Markey, who chairs the House Energy and Commerce's subcommittee on telecommunications and finance, had asked the report to be submitted to the subcommittee by July 18, but postponed the deadline at the SEC's request.
The House Banking Committee's subcommittee on financial institutions supervision, regulation, and deposit insurance will take up the Gonzalez and Leach derivatives bill in mid-September.
Subcommittee chairman Rep.

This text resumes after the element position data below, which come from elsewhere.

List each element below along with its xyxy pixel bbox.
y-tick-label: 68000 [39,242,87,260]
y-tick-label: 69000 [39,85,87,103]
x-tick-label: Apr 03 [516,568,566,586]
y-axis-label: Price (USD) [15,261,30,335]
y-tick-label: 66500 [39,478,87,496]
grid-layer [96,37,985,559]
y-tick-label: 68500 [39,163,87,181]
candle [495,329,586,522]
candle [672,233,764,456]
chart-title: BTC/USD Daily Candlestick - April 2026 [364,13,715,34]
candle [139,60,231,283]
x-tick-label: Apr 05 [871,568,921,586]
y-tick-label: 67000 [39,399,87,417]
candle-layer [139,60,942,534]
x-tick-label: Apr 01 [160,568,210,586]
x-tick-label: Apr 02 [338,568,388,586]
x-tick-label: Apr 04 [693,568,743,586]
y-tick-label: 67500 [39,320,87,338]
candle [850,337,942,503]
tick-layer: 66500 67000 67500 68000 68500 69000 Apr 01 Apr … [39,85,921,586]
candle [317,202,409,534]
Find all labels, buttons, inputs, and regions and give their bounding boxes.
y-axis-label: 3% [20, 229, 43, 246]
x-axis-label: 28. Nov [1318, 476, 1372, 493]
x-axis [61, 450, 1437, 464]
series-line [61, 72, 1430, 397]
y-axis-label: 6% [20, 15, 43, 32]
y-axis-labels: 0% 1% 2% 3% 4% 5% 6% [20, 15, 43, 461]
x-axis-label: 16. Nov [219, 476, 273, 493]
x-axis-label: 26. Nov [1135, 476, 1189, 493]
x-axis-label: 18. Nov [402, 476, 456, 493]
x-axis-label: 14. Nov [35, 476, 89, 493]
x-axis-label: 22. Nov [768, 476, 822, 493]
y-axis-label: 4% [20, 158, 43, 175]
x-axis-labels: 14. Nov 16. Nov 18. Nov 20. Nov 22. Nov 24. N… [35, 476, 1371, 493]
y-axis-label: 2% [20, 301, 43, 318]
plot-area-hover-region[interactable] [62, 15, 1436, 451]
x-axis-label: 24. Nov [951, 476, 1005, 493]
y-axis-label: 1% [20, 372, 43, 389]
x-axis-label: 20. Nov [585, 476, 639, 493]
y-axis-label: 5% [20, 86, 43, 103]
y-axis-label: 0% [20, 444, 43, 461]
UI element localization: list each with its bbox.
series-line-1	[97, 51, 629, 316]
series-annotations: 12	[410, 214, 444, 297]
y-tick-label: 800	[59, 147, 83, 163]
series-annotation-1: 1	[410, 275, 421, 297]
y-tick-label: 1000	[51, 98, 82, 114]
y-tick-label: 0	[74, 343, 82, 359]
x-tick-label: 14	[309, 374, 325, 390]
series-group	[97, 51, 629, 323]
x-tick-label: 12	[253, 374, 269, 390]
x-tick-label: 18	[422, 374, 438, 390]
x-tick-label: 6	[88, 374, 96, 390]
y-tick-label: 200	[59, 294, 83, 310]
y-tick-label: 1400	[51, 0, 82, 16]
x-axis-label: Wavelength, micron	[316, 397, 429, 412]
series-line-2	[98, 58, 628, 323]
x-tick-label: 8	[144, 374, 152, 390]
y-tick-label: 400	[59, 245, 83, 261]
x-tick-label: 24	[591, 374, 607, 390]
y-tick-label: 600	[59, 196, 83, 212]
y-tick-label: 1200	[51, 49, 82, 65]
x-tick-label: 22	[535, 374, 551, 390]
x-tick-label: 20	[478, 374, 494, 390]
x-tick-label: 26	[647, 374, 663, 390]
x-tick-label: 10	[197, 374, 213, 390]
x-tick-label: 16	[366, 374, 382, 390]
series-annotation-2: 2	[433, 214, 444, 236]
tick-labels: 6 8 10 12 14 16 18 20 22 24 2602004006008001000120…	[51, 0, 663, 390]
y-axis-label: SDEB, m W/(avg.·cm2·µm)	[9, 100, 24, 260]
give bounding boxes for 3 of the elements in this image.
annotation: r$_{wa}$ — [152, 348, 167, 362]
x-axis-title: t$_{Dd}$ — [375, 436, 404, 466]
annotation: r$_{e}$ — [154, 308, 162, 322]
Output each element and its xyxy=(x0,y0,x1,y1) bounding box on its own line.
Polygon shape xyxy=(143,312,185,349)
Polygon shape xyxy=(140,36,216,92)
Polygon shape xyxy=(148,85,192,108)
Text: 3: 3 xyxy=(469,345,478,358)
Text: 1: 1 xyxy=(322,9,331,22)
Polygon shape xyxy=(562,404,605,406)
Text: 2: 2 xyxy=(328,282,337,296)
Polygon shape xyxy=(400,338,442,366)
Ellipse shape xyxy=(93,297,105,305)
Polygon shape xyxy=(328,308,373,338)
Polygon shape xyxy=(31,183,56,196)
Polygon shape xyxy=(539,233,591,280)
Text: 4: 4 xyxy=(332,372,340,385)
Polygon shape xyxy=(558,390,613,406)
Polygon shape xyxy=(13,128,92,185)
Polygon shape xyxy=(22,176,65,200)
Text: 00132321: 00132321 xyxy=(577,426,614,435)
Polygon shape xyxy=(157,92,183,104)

Stephen Neal, D-N.C., is a co-sponsor of the bill.
In a letter earlier this month, Gonzalez asked Neal for a subcommittee vote on the bill as soon as possible after the Labor Day recess.
The subcommittee had already planned to take up the bill in September before Gonzalez made the request, the subcommittee aide said.
Gonzalez's push for derivatives legislation for banks comes as Rep. John Dingell, D-Mich., chairman of the House Energy and Commerce Committee, has backed off considering a bill to regulate securities firms' derivatives affiliates, which currently are not regulated by the SEC.
Markey introduced a bill earlier this year that would subject the affiliates to SEC oversight and regulation, but Dingell has refrained from supporting it, at least for now.
Instead, Dingell endorsed a proposal by the Securities Industry Association and SEC to work together to develop voluntary standards for the derivatives affiliates.
Markey and Rep. Jack Fields, R-Tex., asked the SEC in June to conduct a comprehensive study of mutual funds use of derivatives and to determine whether changes in securities laws and rules are needed to govern funds' derivatives activities.
The two lawmakers made the request after several funds that had been viewed as conservative by investors reported derivativesrelated losses.
In a letter, Markey and Fields asked the SEC for specific information, including whether derivatives interfere with compliance of certain federal securities law requirements for funds.